J. R. Guzzo, publicado no jornal O Estado de S. Paulo em 23 de fevereiro de 2025
A denúncia criminal feita pela PGR contra o ex-presidente Bolsonaro, com pedidos de prisão que, um em cima do outro, chegam a 43 anos, permite mais de um tipo de abordagem.
Que tal começar pela mais simples?
Trata-se de responder à seguinte pergunta:
você acredita, honestamente, que um tribunal de justiça da Alemanha ou da Suíça, por exemplo, ou de qualquer país civilizado, aceitaria a peça assinada pelo procurador Gonet, tal como ela está?
Ou mandaria arquivar a denúncia no ato, por não apresentar nenhuma prova minimamente séria?
O regime ora em vigor, como os aiatolás do Irã, criou uma religião oficial no Brasil, com um dogma supremo: você tem de acreditar que o governo anterior agiu para dar um golpe, ou quis agir, e só não deu porque não conseguiu.
E as provas de que isso de fato ocorreu? É uma questão religiosa, também.
Na Idade Média, como se sabe, os gatos gordos da Igreja mostravam um pedaço de metal enferrujado para as pessoas e garantiam que era um prego da cruz.
Uma lasca de madeira era apresentada como fragmento da coroa de espinhos, e vidrinhos com tinta vermelha eram o sangue do próprio Cristo.
Com o Golpe dos Estilingues é a mesma coisa.
A Polícia Federal, há dois anos, diz qualquer negócio, mas qualquer negócio mesmo; a mídia reproduz, sem checar os fatos, exatamente o que lhe disseram; o que é a declaração de um policial vira, por milagre, prova com valor judicial para a PGR.
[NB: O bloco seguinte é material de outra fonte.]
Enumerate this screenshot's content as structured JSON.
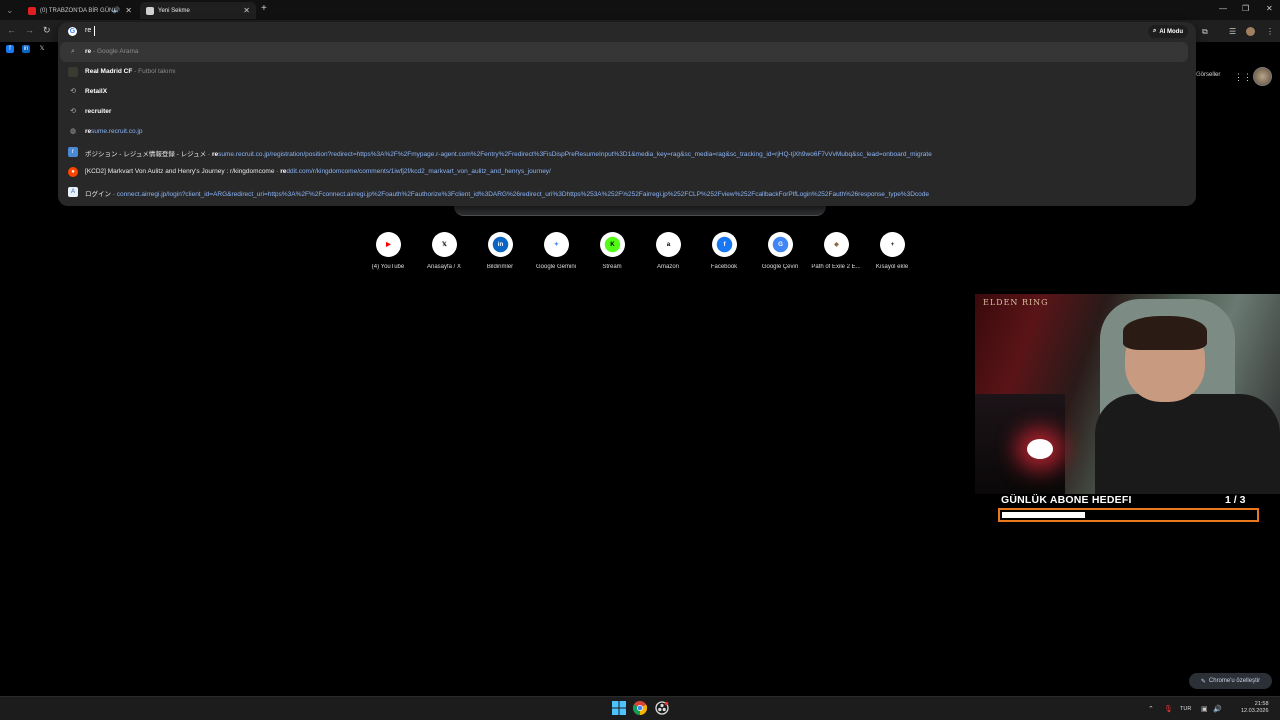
{
  "tabs": [
    {
      "title": "(0) TRABZON'DA BİR GÜN!",
      "favicon_color": "#e02020",
      "audio": true
    },
    {
      "title": "Yeni Sekme",
      "favicon_color": "#d0d0d0",
      "active": true
    }
  ],
  "omnibox": {
    "typed": "re",
    "ai_mode_label": "AI Modu",
    "suggestions": [
      {
        "icon": "search-icon",
        "bold": "re",
        "rest": "",
        "sep": " - ",
        "detail": "Google Arama",
        "detail_type": "gray",
        "selected": true
      },
      {
        "icon": "real-madrid-icon",
        "bold": "Re",
        "rest": "al Madrid CF",
        "sep": " - ",
        "detail": "Futbol takımı",
        "detail_type": "gray"
      },
      {
        "icon": "history-icon",
        "bold": "Re",
        "rest": "tailX",
        "sep": "",
        "detail": "",
        "detail_type": "gray"
      },
      {
        "icon": "history-icon",
        "bold": "re",
        "rest": "cruiter",
        "sep": "",
        "detail": "",
        "detail_type": "gray"
      },
      {
        "icon": "globe-icon",
        "bold": "re",
        "rest": "sume.recruit.co.jp",
        "sep": "",
        "detail": "",
        "detail_type": "url",
        "link_style": true
      },
      {
        "icon": "resume-icon",
        "title": "ポジション - レジュメ情報登録 - レジュメ",
        "sep": " - ",
        "detail_bold": "re",
        "detail": "sume.recruit.co.jp/registration/position?redirect=https%3A%2F%2Fmypage.r-agent.com%2Fentry%2Fredirect%3FisDispPreResumeInput%3D1&media_key=rag&sc_media=rag&sc_tracking_id=rjHQ-tjXh9wo6F7vVvMubq&sc_lead=onboard_migrate",
        "detail_type": "url"
      },
      {
        "icon": "reddit-icon",
        "title": "[KCD2] Markvart Von Aulitz and Henry's Journey : r/kingdomcome",
        "sep": " - ",
        "detail_bold": "re",
        "detail": "ddit.com/r/kingdomcome/comments/1iwfj2f/kcd2_markvart_von_aulitz_and_henrys_journey/",
        "detail_type": "url"
      },
      {
        "icon": "airregi-icon",
        "title": "ログイン",
        "sep": " - ",
        "detail_bold": "",
        "detail": "connect.airregi.jp/login?client_id=ARG&redirect_uri=https%3A%2F%2Fconnect.airregi.jp%2Foauth%2Fauthorize%3Fclient_id%3DARG%26redirect_uri%3Dhttps%253A%252F%252Fairregi.jp%252FCLP%252Fview%252FcallbackForPlfLogin%252Fauth%26response_type%3Dcode",
        "detail_type": "url"
      }
    ]
  },
  "header_right": {
    "images_label": "Görseller"
  },
  "shortcuts": [
    {
      "label": "(4) YouTube",
      "glyph": "▶",
      "color": "#ff0000",
      "bg": "#ffffff"
    },
    {
      "label": "Anasayfa / X",
      "glyph": "𝕏",
      "color": "#000000",
      "bg": "#ffffff"
    },
    {
      "label": "Bildirimler",
      "glyph": "in",
      "color": "#ffffff",
      "bg": "#0a66c2"
    },
    {
      "label": "Google Gemini",
      "glyph": "✦",
      "color": "#4a90e2",
      "bg": "#ffffff"
    },
    {
      "label": "Stream",
      "glyph": "K",
      "color": "#000000",
      "bg": "#53fc18"
    },
    {
      "label": "Amazon",
      "glyph": "a",
      "color": "#000000",
      "bg": "#ffffff"
    },
    {
      "label": "Facebook",
      "glyph": "f",
      "color": "#ffffff",
      "bg": "#1877f2"
    },
    {
      "label": "Google Çeviri",
      "glyph": "G",
      "color": "#ffffff",
      "bg": "#4285f4"
    },
    {
      "label": "Path of Exile 2 E...",
      "glyph": "◆",
      "color": "#8a6a3a",
      "bg": "#ffffff"
    },
    {
      "label": "Kısayol ekle",
      "glyph": "+",
      "color": "#202124",
      "bg": "#ffffff"
    }
  ],
  "overlay": {
    "game_logo": "ELDEN RING",
    "goal_title": "GÜNLÜK ABONE HEDEFI",
    "goal_count": "1 / 3",
    "goal_progress": 0.33,
    "accent": "#e8791e"
  },
  "customize_label": "Chrome'u özelleştir",
  "taskbar": {
    "lang": "TUR",
    "time": "21:58",
    "date": "12.03.2026"
  }
}
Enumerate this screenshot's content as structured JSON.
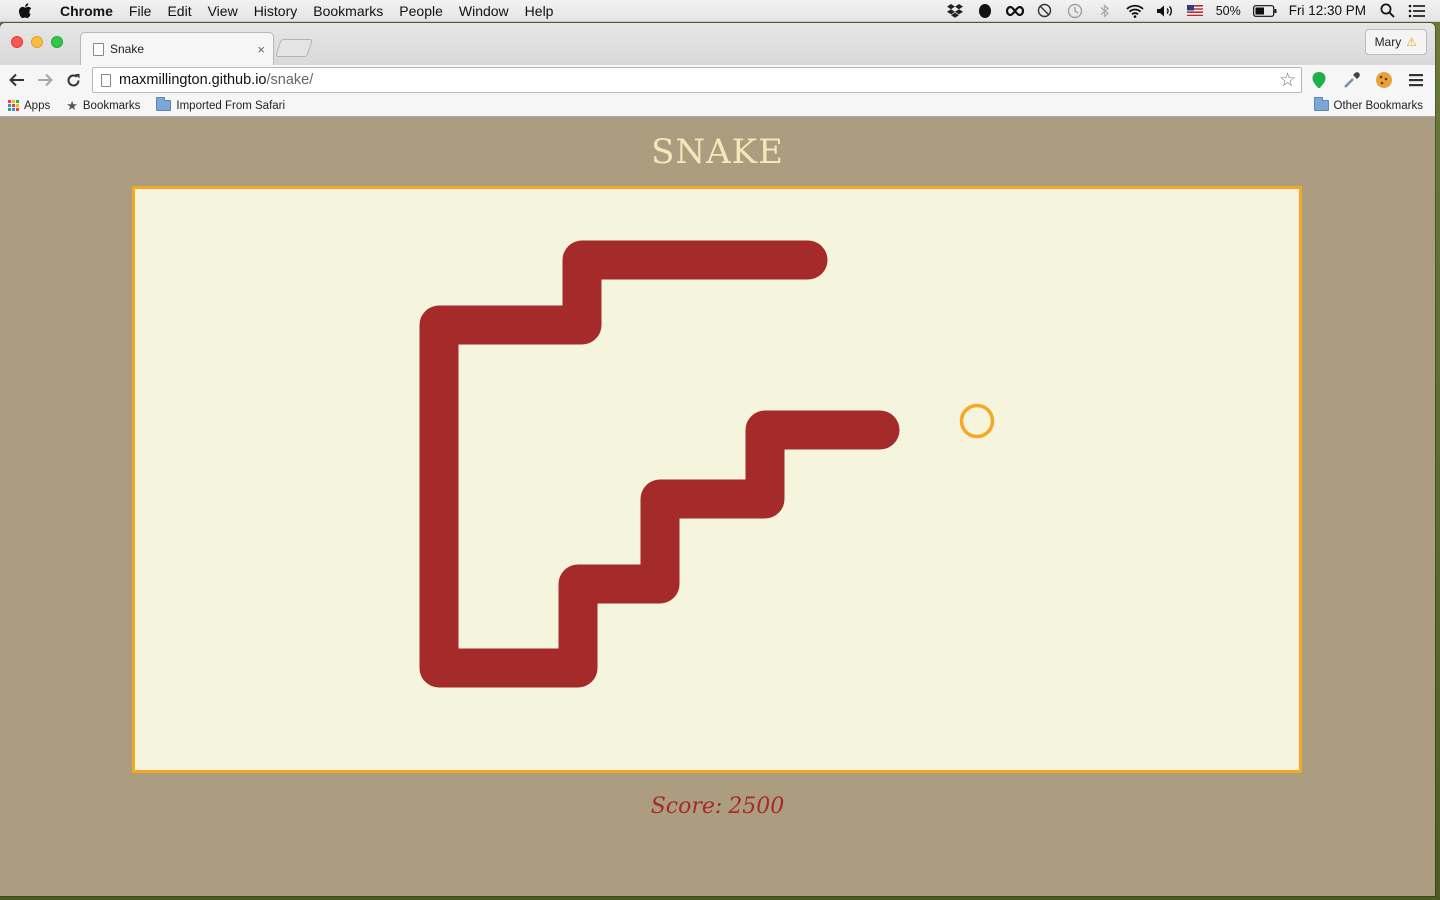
{
  "menubar": {
    "items": [
      "Chrome",
      "File",
      "Edit",
      "View",
      "History",
      "Bookmarks",
      "People",
      "Window",
      "Help"
    ],
    "battery": "50%",
    "clock": "Fri 12:30 PM"
  },
  "browser": {
    "tab_title": "Snake",
    "tab_close": "×",
    "profile_name": "Mary",
    "url_host": "maxmillington.github.io",
    "url_path": "/snake/",
    "bookmarks": [
      "Apps",
      "Bookmarks",
      "Imported From Safari"
    ],
    "other_bookmarks": "Other Bookmarks"
  },
  "game": {
    "title": "SNAKE",
    "score_label": "Score:",
    "score_value": "2500",
    "snake_color": "#a52a2a",
    "food_color": "#f7a823",
    "board_color": "#f5f4dc",
    "page_color": "#ad9d80"
  }
}
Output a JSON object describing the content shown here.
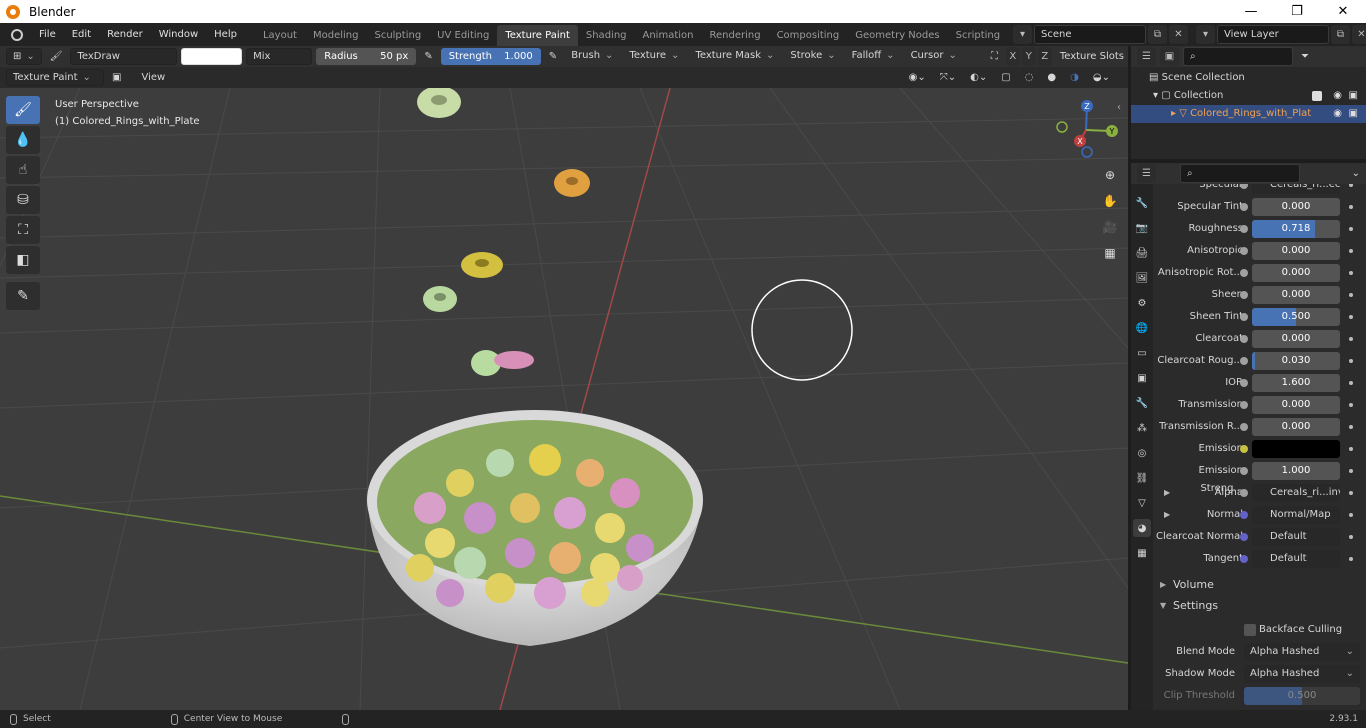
{
  "window": {
    "title": "Blender",
    "minimize": "—",
    "maximize": "❐",
    "close": "✕"
  },
  "menu": [
    "File",
    "Edit",
    "Render",
    "Window",
    "Help"
  ],
  "workspaces": [
    {
      "label": "Layout",
      "active": false
    },
    {
      "label": "Modeling",
      "active": false
    },
    {
      "label": "Sculpting",
      "active": false
    },
    {
      "label": "UV Editing",
      "active": false
    },
    {
      "label": "Texture Paint",
      "active": true
    },
    {
      "label": "Shading",
      "active": false
    },
    {
      "label": "Animation",
      "active": false
    },
    {
      "label": "Rendering",
      "active": false
    },
    {
      "label": "Compositing",
      "active": false
    },
    {
      "label": "Geometry Nodes",
      "active": false
    },
    {
      "label": "Scripting",
      "active": false
    }
  ],
  "scene": {
    "name": "Scene",
    "view_layer": "View Layer"
  },
  "toolheader": {
    "brush_name": "TexDraw",
    "blend": "Mix",
    "radius_label": "Radius",
    "radius_value": "50 px",
    "strength_label": "Strength",
    "strength_value": "1.000",
    "menus": [
      "Brush",
      "Texture",
      "Texture Mask",
      "Stroke",
      "Falloff",
      "Cursor"
    ],
    "axes": [
      "X",
      "Y",
      "Z"
    ],
    "texture_slots": "Texture Slots"
  },
  "modeheader": {
    "mode": "Texture Paint",
    "view": "View"
  },
  "viewport": {
    "perspective": "User Perspective",
    "object": "(1) Colored_Rings_with_Plate",
    "gizmo": {
      "x": "X",
      "y": "Y",
      "z": "Z"
    }
  },
  "outliner": {
    "scene_collection": "Scene Collection",
    "collection": "Collection",
    "object": "Colored_Rings_with_Plat"
  },
  "properties": {
    "rows": [
      {
        "label": "Specular",
        "type": "link",
        "value": "Cereals_ri...ecular.png",
        "dot": "grey"
      },
      {
        "label": "Specular Tint",
        "type": "num",
        "value": "0.000",
        "fill": 0
      },
      {
        "label": "Roughness",
        "type": "num",
        "value": "0.718",
        "fill": 0.718
      },
      {
        "label": "Anisotropic",
        "type": "num",
        "value": "0.000",
        "fill": 0
      },
      {
        "label": "Anisotropic Rot...",
        "type": "num",
        "value": "0.000",
        "fill": 0
      },
      {
        "label": "Sheen",
        "type": "num",
        "value": "0.000",
        "fill": 0
      },
      {
        "label": "Sheen Tint",
        "type": "num",
        "value": "0.500",
        "fill": 0.5
      },
      {
        "label": "Clearcoat",
        "type": "num",
        "value": "0.000",
        "fill": 0
      },
      {
        "label": "Clearcoat Roug...",
        "type": "num",
        "value": "0.030",
        "fill": 0.03
      },
      {
        "label": "IOR",
        "type": "num",
        "value": "1.600",
        "fill": 0
      },
      {
        "label": "Transmission",
        "type": "num",
        "value": "0.000",
        "fill": 0
      },
      {
        "label": "Transmission R...",
        "type": "num",
        "value": "0.000",
        "fill": 0
      },
      {
        "label": "Emission",
        "type": "color",
        "value": "",
        "dot": "yellow",
        "color": "#000000"
      },
      {
        "label": "Emission Streng...",
        "type": "num",
        "value": "1.000",
        "fill": 0
      },
      {
        "label": "Alpha",
        "type": "link",
        "value": "Cereals_ri...invert.png",
        "dot": "grey",
        "expand": true
      },
      {
        "label": "Normal",
        "type": "link",
        "value": "Normal/Map",
        "dot": "purple",
        "expand": true
      },
      {
        "label": "Clearcoat Normal",
        "type": "link",
        "value": "Default",
        "dot": "purple"
      },
      {
        "label": "Tangent",
        "type": "link",
        "value": "Default",
        "dot": "purple"
      }
    ],
    "volume": "Volume",
    "settings": "Settings",
    "backface": "Backface Culling",
    "blend_mode_label": "Blend Mode",
    "blend_mode": "Alpha Hashed",
    "shadow_mode_label": "Shadow Mode",
    "shadow_mode": "Alpha Hashed",
    "clip_label": "Clip Threshold",
    "clip_value": "0.500"
  },
  "status": {
    "select": "Select",
    "center": "Center View to Mouse",
    "version": "2.93.1"
  },
  "colors": {
    "accent": "#4772b3",
    "selected_object": "#f0a050"
  }
}
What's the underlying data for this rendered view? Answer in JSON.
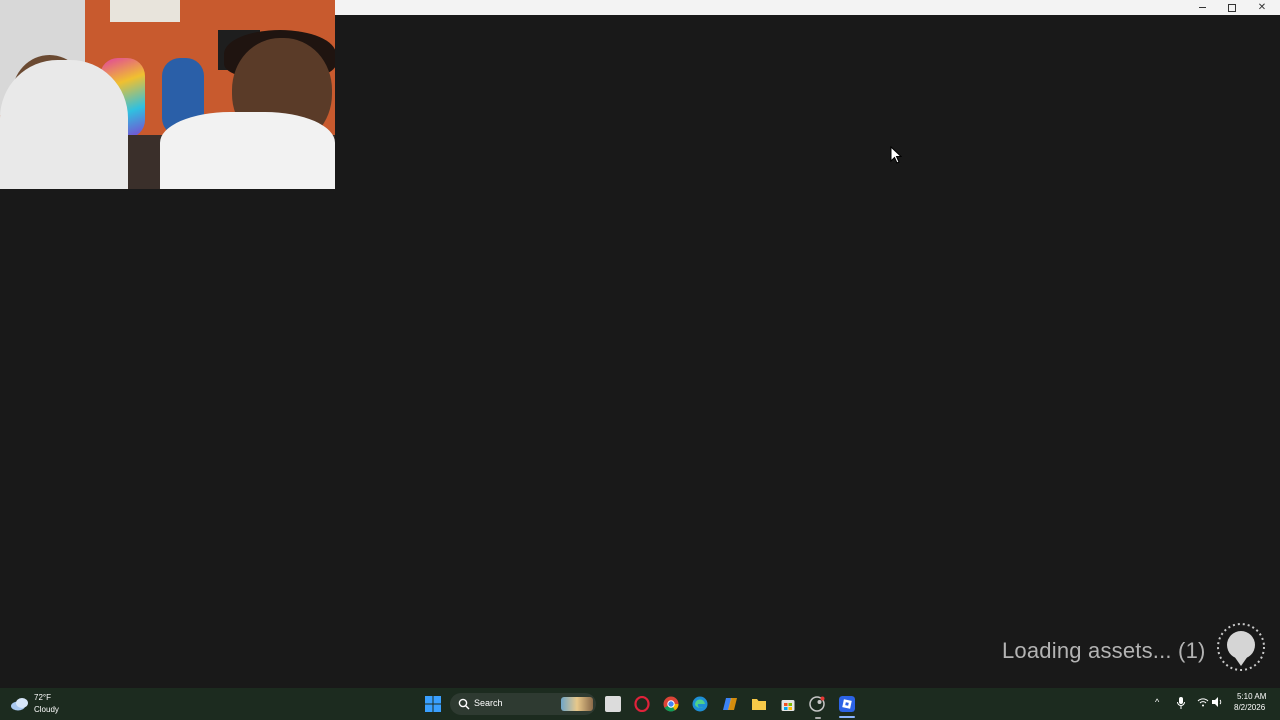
{
  "window": {
    "minimize_label": "–",
    "maximize_label": "",
    "close_label": "✕"
  },
  "loading": {
    "text": "Loading assets... (1)",
    "text_color": "#b3b3b3"
  },
  "taskbar": {
    "weather": {
      "temperature": "72°F",
      "condition": "Cloudy",
      "icon": "cloud-icon"
    },
    "search": {
      "label": "Search",
      "icon": "search-icon"
    },
    "apps": [
      {
        "name": "start-icon"
      },
      {
        "name": "task-view-icon"
      },
      {
        "name": "opera-icon"
      },
      {
        "name": "chrome-icon"
      },
      {
        "name": "edge-icon"
      },
      {
        "name": "copilot-icon"
      },
      {
        "name": "file-explorer-icon"
      },
      {
        "name": "store-icon"
      },
      {
        "name": "steam-icon"
      },
      {
        "name": "roblox-icon"
      }
    ],
    "tray": {
      "chevron": "^",
      "icons": [
        "microphone-icon",
        "wifi-icon",
        "volume-icon"
      ]
    },
    "clock": {
      "time": "5:10 AM",
      "date": "8/2/2026"
    }
  },
  "colors": {
    "background": "#191919",
    "titlebar": "#f3f3f3",
    "taskbar": "#1c2b1f"
  }
}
É uma linha de montagem para a produção de material probatório de todos os tipos — e assim como o padre garantia que a toalha do altar era feita com o véu da Virgem Maria, a polícia e demais autoridades garantem que tudo o que estão falando é sério.
É acusação? Então é verdade.
O resultado é uma situação curiosa.
Um cidadão com os circuitos mentais em rotação normal ouve há dois anos essas histórias e diz: “Mas nada disso é prova”.
A resposta automática e indignada dos crentes é:
“Há prova, sim, e em excesso. Olha aí tudo o que a Polícia Federal está dizendo. Não é prova? O que mais você quer”?
Falam, então, dos depoimentos, das delações, dos vídeos, dos áudios, das minutas do golpe, do Punhal Verde-Amarelo, da sacola de vinho, dos Kids Pretos.
Mas de golpe, que é bom, nada.
Nada deixa isso tudo tão claro como a joia da coroa da peça de acusação: a delação do coronel Cid.
O sigilo em torno de seu interrogatório foi aberto — e ficou evidente, em áudio gravado, que Alexandre de Moraes ameaçou de prisão Cid, seu pai, sua mulher e sua filha maior, se ele não apresentasse os fatos que o ministro queria.
Bastaria isso, em qualquer democracia do mundo, para a justiça jogar a denúncia da PGR no lixo.